The Chronicles of Spellborn was a massively multiplayer online role-playing game (MMORPG) initially released on November 27, 2008, developed by Spellborn International and distributed by Frogster Interactive, Mindscape and Acclaim Games; set in a post-apocalyptic fantasy world. Spellborn used the Unreal Engine, featured a European Art approach and contained notable contributions from Jesper Kyd. In August 2010, the game was shut down.

As of 2019, the game is still playable on a proprietary private server that is operated by a former developer.

== Gameplay ==
Spellborn consisted largely of conventional MMORPG gameplay, in which the player plays a character (avatar), and explores the gameworld in order to gain experience points and advance in level. In exploring the gameworld, the player encounters quests, the most important part of Spellborns gameplay. The game had about a thousand of these quests. Completing quests was the primary means of earning experience points. Repeatedly killing enemies ("Grinding" in gaming jargon) to gain levels was not a practical option in Spellborn. Separate from other story-driven quests were the Ancestral Quests, which allowed the player to take the role of a major character in Spellborn's history to accomplish a specific requirement. Players needed to complete certain Ancestral Quests in order to advance their character's story arc.

Spellborn incorporated a first-person targeting system. In this system, the player selected an available skill to use, while aiming at the opponent. The player could also use two skills at the same time to create combinations.
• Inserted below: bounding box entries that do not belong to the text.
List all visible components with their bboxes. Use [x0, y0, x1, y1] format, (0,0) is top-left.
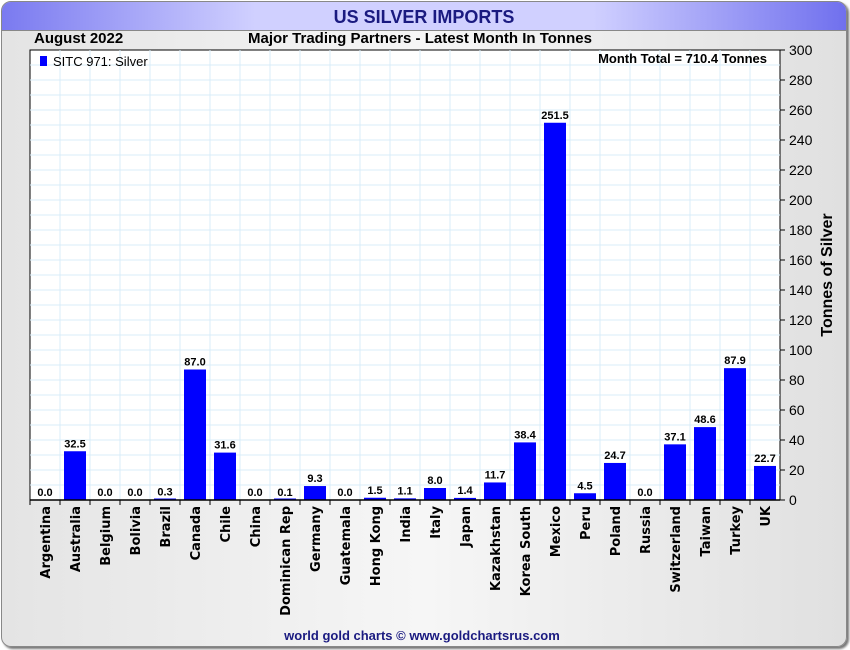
x-tick-label: Bolivia [129, 506, 144, 555]
data-label: 87.0 [184, 357, 205, 369]
x-tick-label: UK [759, 505, 774, 527]
y-tick-label: 120 [789, 312, 813, 328]
y-axis-label: Tonnes of Silver [819, 213, 836, 336]
x-tick-label: Canada [189, 506, 204, 560]
data-label: 31.6 [214, 440, 235, 452]
y-tick-label: 0 [789, 492, 797, 508]
x-tick-label: Argentina [39, 506, 54, 579]
y-tick-label: 40 [789, 432, 805, 448]
data-label: 24.7 [604, 450, 625, 462]
y-tick-label: 180 [789, 222, 813, 238]
data-label: 22.7 [754, 453, 775, 465]
x-tick-label: Germany [309, 505, 324, 571]
bar-germany [304, 486, 326, 500]
bar-turkey [724, 368, 746, 500]
x-tick-label: Taiwan [699, 506, 714, 556]
bar-korea-south [514, 442, 536, 500]
x-tick-label: Italy [429, 505, 444, 538]
y-tick-label: 140 [789, 282, 813, 298]
x-tick-label: Hong Kong [369, 506, 384, 586]
x-tick-label: Poland [609, 506, 624, 556]
data-label: 8.0 [427, 475, 442, 487]
y-tick-label: 240 [789, 132, 813, 148]
bar-chile [214, 452, 236, 500]
legend-label: SITC 971: Silver [53, 54, 148, 69]
data-label: 0.0 [97, 487, 112, 499]
x-tick-label: Dominican Rep [279, 506, 294, 616]
data-label: 0.0 [637, 487, 652, 499]
y-tick-label: 100 [789, 342, 813, 358]
data-label: 9.3 [307, 473, 322, 485]
x-tick-label: Mexico [549, 506, 564, 557]
bar-mexico [544, 122, 566, 500]
data-label: 11.7 [485, 469, 506, 481]
y-tick-label: 220 [789, 162, 813, 178]
data-label: 0.0 [337, 487, 352, 499]
y-tick-label: 160 [789, 252, 813, 268]
bar-kazakhstan [484, 482, 506, 500]
data-label: 1.1 [397, 485, 412, 497]
y-tick-label: 260 [789, 102, 813, 118]
data-label: 0.3 [157, 487, 172, 499]
y-tick-label: 60 [789, 402, 805, 418]
bar-chart: 0 20 40 60 80 100 120 140 160 180 200 220 240 260 280 3… [29, 42, 836, 616]
bar-peru [574, 493, 596, 500]
x-tick-label: Chile [219, 506, 234, 543]
month-total-annotation: Month Total = 710.4 Tonnes [598, 51, 767, 66]
bar-taiwan [694, 427, 716, 500]
y-tick-label: 200 [789, 192, 813, 208]
x-tick-label: China [249, 506, 264, 547]
data-label: 1.4 [457, 485, 473, 497]
y-tick-label: 280 [789, 72, 813, 88]
x-tick-label: Japan [459, 506, 474, 548]
x-tick-label: India [399, 506, 414, 543]
data-label: 87.9 [724, 355, 745, 367]
x-tick-label: Belgium [99, 506, 114, 566]
data-label: 0.0 [37, 487, 52, 499]
bar-canada [184, 369, 206, 500]
data-label: 32.5 [64, 438, 85, 450]
data-label: 37.1 [664, 431, 685, 443]
legend-swatch [40, 56, 47, 66]
data-label: 48.6 [694, 414, 715, 426]
x-tick-label: Korea South [519, 506, 534, 596]
x-tick-label: Turkey [729, 505, 744, 554]
data-label: 0.1 [277, 487, 292, 499]
x-tick-label: Australia [69, 506, 84, 572]
bar-poland [604, 462, 626, 500]
x-tick-label: Guatemala [339, 506, 354, 585]
x-tick-label: Russia [639, 506, 654, 554]
y-tick-label: 80 [789, 372, 805, 388]
x-tick-label: Kazakhstan [489, 506, 504, 591]
x-tick-label: Peru [579, 506, 594, 540]
data-label: 1.5 [367, 485, 382, 497]
data-label: 4.5 [577, 480, 592, 492]
data-label: 251.5 [541, 110, 569, 122]
bar-italy [424, 488, 446, 500]
bar-australia [64, 451, 86, 500]
y-tick-label: 300 [789, 42, 813, 58]
data-label: 38.4 [514, 429, 536, 441]
bar-uk [754, 465, 776, 500]
y-tick-label: 20 [789, 462, 805, 478]
data-label: 0.0 [127, 487, 142, 499]
data-label: 0.0 [247, 487, 262, 499]
x-tick-label: Switzerland [669, 506, 684, 593]
x-tick-label: Brazil [159, 506, 174, 548]
bar-switzerland [664, 444, 686, 500]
In Spellborn the player could choose Humans and Daevis as race, who can become all classes and feature no special advantages or flaws. At character creation the player could also select one of three archetypes, which then spread into three different classes each at level 5. Every class got access to several different skills, which could be used in combat, but due to the Skilldeck system players can only choose between a few at any time. Every skill a character had learned in a career was listed in the skill book. Some skills were unique to certain classes, while others were shared between them. Characters learned new skills as they increased in level. At maximum level a character could also learn the skills of the other archetypes (but not classes) by exploring certain places in the game's setting.

Unlike most games of its type, armor and weapons in Spellborn didn't provide any statistical improvements to the player's character. Instead, they served aesthetic purposes. Players could choose their character's appearance at the beginning of the game, and could change it later by using different items with higher requirements. Players could enhance their gear with Sigils. These enhancements were interchangeable between different items.

=== Setting ===
Since Spellborn focuses in a large part on doing quests, the game provided a certain amount of background information for the players. Spellborns fictional history is divided into eight ages; players enter the world at its current age known as "The Time of the Enclave", 998 years after the shattering of the world. The game's world is divided into Shards of rock, remnants of the ancient world that are inhabited by the survivors of the cataclysm. Four main Shards were available for exploration by players.

== Development ==
In June 2009, the developers of Spellborn, Spellborn Works, went bankrupt. One of the publishers, Acclaim, announced the following month that the game would be re-developed as a free-to-play game supported by microtransactions. The new version would be released sometime after 2010, and until then the free-to-play version would remain active.

The game servers were shut down in August 2010. The Chronicles of Spellborn has not been re-released by any publisher since.

There is currently a private server running for The Chronicles of Spellborn right now, reviving the once dead MMO.